With improvement of digital picture processing techniques and equipment manufacturing level, 3D display has become a great trend in display industry. Current 3D display generates three-dimension effect based on “parallax,” that is, makes both eyes of a user watch different pictures by using certain facilities or techniques; the left eye only watches the pictures for the left eye, the right eye only watches the pictures for the right eye, and the pictures for the left and right eyes are taken at two different view angles, respectively, with respect to an object and thus are called three-dimensional picture pairs. The brain of the watcher combines these two kinds of pictures watched by both eyes to generate 3D effect accordingly.
The manner of realizing 3D display effect through a pair of 3D spectacles requires the user to wear a pair of 3D spectacles, but this manner has a severe influence upon the user experience, confines the user's freedom, and meanwhile has a negative effect upon the user who is near-sighted or far-sighted. Thus, naked-eye 3D display has increasingly become one favorable selection for users. Naked-eye 3D display techniques can be divided into two kinds of mainstream technologies, that is, parallax barrier (also called slit grating) and lenticular lens grating technologies.
A parallax barrier technology presents different pictures for both eyes of a user by arranging a barrier having a series of slit gratings before a display screen. However, due to the existence of the barrier, a portion of the light emitted from the display screen is inevitably be shielded. This makes not only the light from the display unable to be fully utilized, causing energy loss, but also the light transmittance restricted so that a certain negative influence occurs upon the display effect. Therefore, the application ratio for the techniques of slit grating is not very high, although it appears relatively early.
A lenticular lens grating technology is to arrange lenticular lenses closely before a display screen (the lenticular lenses may be convex lenses or concave lenses). A portion of the sub-pixel cells on the display present left eye pictures, while another portion present right eye pictures. Due to refraction of the lenses on the lenticular lens grating, the light from the left eye pixel cells and right eye pixel cells is deflected in its travel direction after passing through the lenticular lens grating, so as to make the light from the left eye pixels enter a user's left eye, and the light from the right eye pixels enter the user's right eye.

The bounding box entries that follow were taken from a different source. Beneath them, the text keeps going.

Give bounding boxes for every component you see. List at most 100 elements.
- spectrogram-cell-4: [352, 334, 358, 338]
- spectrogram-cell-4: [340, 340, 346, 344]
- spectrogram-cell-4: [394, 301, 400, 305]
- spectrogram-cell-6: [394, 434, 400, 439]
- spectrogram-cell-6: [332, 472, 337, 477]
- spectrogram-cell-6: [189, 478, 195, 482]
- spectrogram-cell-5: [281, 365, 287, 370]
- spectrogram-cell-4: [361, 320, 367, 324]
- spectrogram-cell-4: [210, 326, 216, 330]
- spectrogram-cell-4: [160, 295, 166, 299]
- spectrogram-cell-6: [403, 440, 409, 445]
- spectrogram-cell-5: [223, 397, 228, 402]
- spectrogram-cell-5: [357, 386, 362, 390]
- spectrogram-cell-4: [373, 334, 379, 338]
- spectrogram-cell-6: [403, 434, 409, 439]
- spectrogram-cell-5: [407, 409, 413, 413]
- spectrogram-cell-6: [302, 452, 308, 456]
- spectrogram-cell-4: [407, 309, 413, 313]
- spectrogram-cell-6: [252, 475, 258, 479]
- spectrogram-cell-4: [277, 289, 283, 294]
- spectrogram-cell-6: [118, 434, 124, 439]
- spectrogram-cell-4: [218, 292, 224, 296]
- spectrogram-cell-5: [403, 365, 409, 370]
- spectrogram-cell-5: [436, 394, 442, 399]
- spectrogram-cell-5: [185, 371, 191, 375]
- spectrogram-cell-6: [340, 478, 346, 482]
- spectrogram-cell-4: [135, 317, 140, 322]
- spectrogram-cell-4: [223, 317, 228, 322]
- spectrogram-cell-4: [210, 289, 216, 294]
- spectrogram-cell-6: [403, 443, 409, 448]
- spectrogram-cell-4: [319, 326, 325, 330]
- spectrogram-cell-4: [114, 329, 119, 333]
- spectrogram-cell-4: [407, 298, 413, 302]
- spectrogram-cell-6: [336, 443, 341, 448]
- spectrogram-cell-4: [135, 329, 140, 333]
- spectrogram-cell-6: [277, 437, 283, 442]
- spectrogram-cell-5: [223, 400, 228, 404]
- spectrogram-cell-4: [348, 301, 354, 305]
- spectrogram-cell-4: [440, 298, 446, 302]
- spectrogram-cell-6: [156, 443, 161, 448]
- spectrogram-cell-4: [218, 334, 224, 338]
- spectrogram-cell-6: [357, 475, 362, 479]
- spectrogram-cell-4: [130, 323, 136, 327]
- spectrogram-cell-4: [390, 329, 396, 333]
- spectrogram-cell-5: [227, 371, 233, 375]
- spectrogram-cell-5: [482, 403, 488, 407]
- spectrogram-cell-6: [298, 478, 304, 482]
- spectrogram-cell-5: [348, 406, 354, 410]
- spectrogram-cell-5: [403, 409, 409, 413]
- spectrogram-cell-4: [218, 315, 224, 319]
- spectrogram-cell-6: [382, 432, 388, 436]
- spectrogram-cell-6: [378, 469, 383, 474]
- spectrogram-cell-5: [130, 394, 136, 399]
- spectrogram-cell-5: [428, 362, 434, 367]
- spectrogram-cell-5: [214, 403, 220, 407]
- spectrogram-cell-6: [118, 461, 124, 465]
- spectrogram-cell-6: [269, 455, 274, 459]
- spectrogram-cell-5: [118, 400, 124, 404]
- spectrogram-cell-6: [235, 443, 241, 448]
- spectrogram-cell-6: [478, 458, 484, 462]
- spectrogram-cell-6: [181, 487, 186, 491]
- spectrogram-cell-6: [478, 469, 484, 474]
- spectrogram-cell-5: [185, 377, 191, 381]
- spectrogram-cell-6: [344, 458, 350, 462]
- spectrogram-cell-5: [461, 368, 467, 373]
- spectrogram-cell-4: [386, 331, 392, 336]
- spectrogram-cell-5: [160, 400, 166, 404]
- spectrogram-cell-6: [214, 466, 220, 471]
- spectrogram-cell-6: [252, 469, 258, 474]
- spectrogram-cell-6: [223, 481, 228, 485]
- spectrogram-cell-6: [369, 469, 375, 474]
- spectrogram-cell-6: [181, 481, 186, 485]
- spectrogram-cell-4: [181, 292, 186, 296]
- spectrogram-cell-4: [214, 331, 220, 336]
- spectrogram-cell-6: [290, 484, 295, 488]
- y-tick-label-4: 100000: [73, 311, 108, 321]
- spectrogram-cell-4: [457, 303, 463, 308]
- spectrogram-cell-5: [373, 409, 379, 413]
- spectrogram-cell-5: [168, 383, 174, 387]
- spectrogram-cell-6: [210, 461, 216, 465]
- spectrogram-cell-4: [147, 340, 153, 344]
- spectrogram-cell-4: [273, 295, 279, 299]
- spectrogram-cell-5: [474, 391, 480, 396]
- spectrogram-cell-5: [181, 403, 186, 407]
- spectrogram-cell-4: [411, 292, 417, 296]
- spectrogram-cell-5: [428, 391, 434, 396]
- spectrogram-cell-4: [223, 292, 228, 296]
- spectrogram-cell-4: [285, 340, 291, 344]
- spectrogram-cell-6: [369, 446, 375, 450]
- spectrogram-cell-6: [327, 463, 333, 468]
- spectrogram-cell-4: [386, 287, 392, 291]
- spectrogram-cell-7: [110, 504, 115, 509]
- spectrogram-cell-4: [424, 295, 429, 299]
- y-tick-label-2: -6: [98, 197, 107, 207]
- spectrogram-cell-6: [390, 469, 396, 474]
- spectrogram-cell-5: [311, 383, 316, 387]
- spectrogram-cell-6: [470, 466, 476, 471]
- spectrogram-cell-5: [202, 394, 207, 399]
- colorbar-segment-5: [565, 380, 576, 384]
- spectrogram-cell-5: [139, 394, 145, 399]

In the lenticular lens gratings of the prior art, the lenticular lens grating as shown in FIG. 1 (a) is of a convex lens structure, where semilenticular lenses are arranged together in parallel and closely to deflect light; and the lenticular lens grating as shown in FIG. 1 (b) is of a concave lens structure, where concave lenticular lenses are arranged together in parallel and closely to deflect light. Due to deflection of light based on lens principle, the black matrix exists between respective sub-pixels cells of the color filter will be seen as deformed under the affection of the lenses, thus the deformed black matrix causes Moire (that is, interference stripes) in the pictures watched by a user, severely affecting the visual effect of pictures.